Mariella had practically forced Emma to partner with her. There was something about the restoration of the old house and the new life it was gaining that spoke to Mariella. She’d walked by late one night and immediately felt a deep desire to be a part of it.
She hadn’t actually wanted to work with Angi but now she couldn’t imagine her life without the creative chef. Without either of these women.
“You’re right,” she agreed. “I’m not leaving, but Alex is going to be a big part of this community. The Fit Collective has already brought dozens of new residents into town, and I know how it goes with corporations when they pick a headquarters. He’s going to sponsor events and add value in ways that I can’t. Besides, other than to me, he’s a really nice person.”
Emma inclined her head. “Are you worried that he’s going to be more popular than you?”

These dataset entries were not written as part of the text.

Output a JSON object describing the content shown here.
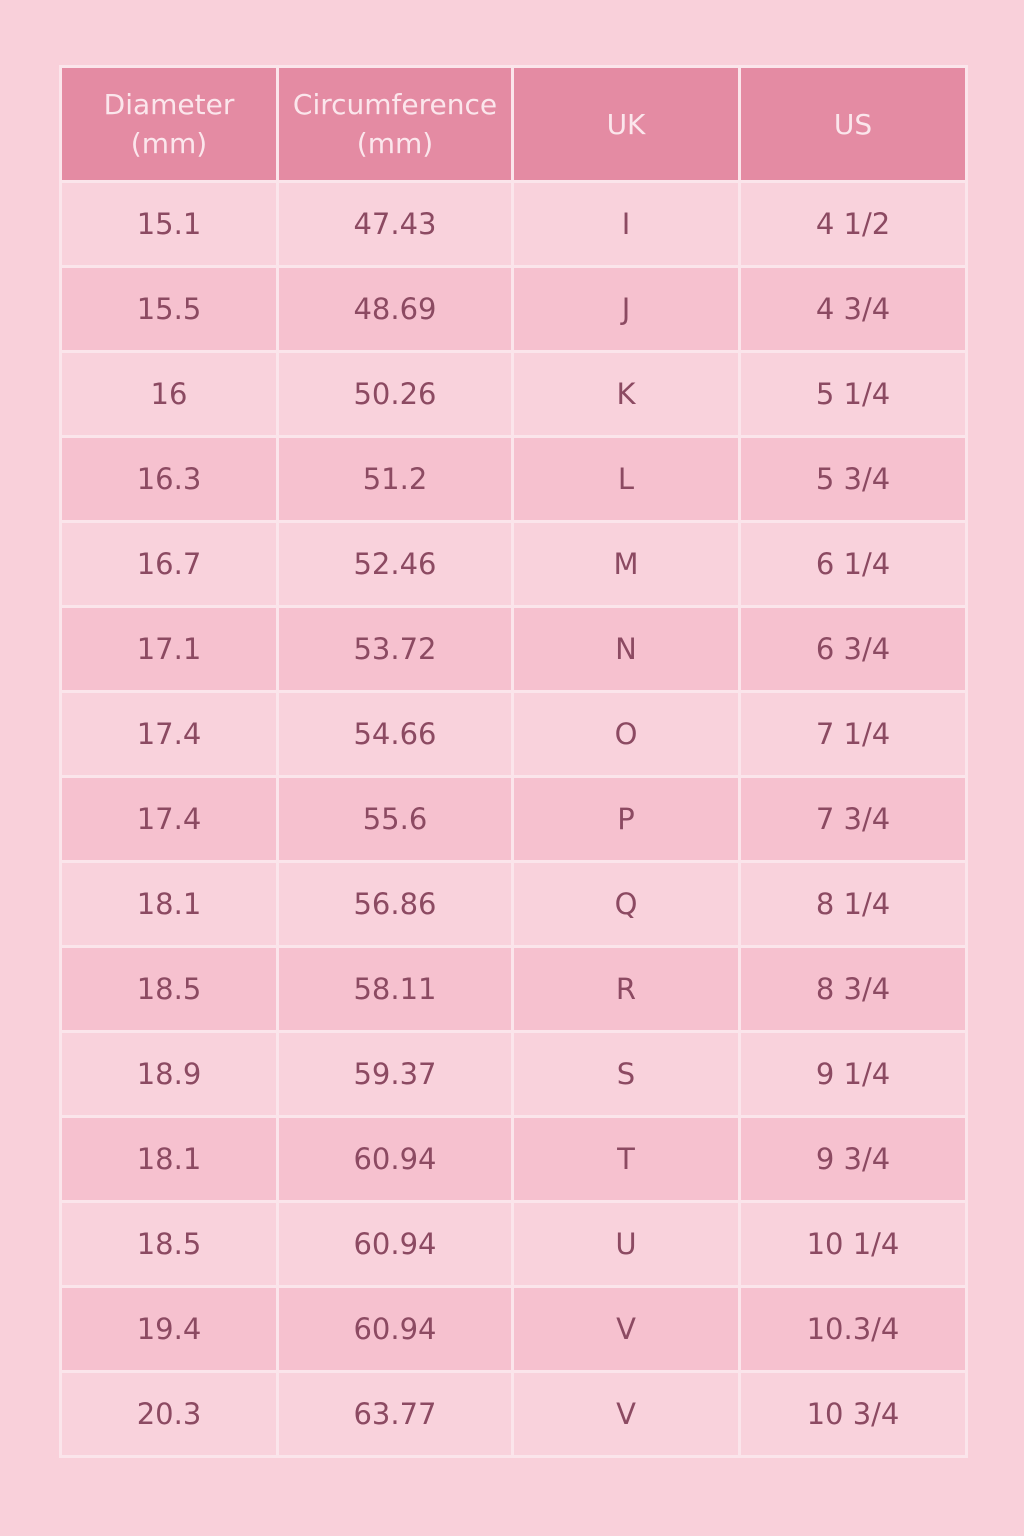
{
  "table": {
    "header": [
      "Diameter (mm)",
      "Circumference (mm)",
      "UK",
      "US"
    ],
    "rows": [
      [
        "15.1",
        "47.43",
        "I",
        "4 1/2"
      ],
      [
        "15.5",
        "48.69",
        "J",
        "4 3/4"
      ],
      [
        "16",
        "50.26",
        "K",
        "5 1/4"
      ],
      [
        "16.3",
        "51.2",
        "L",
        "5 3/4"
      ],
      [
        "16.7",
        "52.46",
        "M",
        "6 1/4"
      ],
      [
        "17.1",
        "53.72",
        "N",
        "6 3/4"
      ],
      [
        "17.4",
        "54.66",
        "O",
        "7 1/4"
      ],
      [
        "17.4",
        "55.6",
        "P",
        "7 3/4"
      ],
      [
        "18.1",
        "56.86",
        "Q",
        "8 1/4"
      ],
      [
        "18.5",
        "58.11",
        "R",
        "8 3/4"
      ],
      [
        "18.9",
        "59.37",
        "S",
        "9 1/4"
      ],
      [
        "18.1",
        "60.94",
        "T",
        "9 3/4"
      ],
      [
        "18.5",
        "60.94",
        "U",
        "10 1/4"
      ],
      [
        "19.4",
        "60.94",
        "V",
        "10.3/4"
      ],
      [
        "20.3",
        "63.77",
        "V",
        "10 3/4"
      ]
    ]
  }
}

“I’m worried that he’s going to find a way to belong in Magnolia in a way I’m simply not capable of. People are bound to be reminded that I share a history with him. One where I ruined his life.”
“His fiancée was cheating on him,” Angi said. “She’s the one who ruined his life.”
“I publicly humiliated him.”
Mariella still couldn’t specifically call to mind the details of her tirade, although the images were stamped across her mind like a tattoo. One of the wedding guests had filmed the whole thing and uploaded it to YouTube. Alex’s ex-fiancée was an A-list Hollywood actress. America’s sweetheart, Amber Turner. Their wedding was to be the thing of fairy tales and probably would have made the cover ofPeoplemagazine. Instead, grainy photos of an angry Mariella had been splashed across both mainstream magazines and the seedier gossip sites.
Yes, Amber had been the villain, but she’d used her powerful PR machine and her public image to turn the tables and make Mariella the bad guy.
It had been a hard lesson. But Mariella understood she was never meant to be the heroine of anyone’s story, even her own.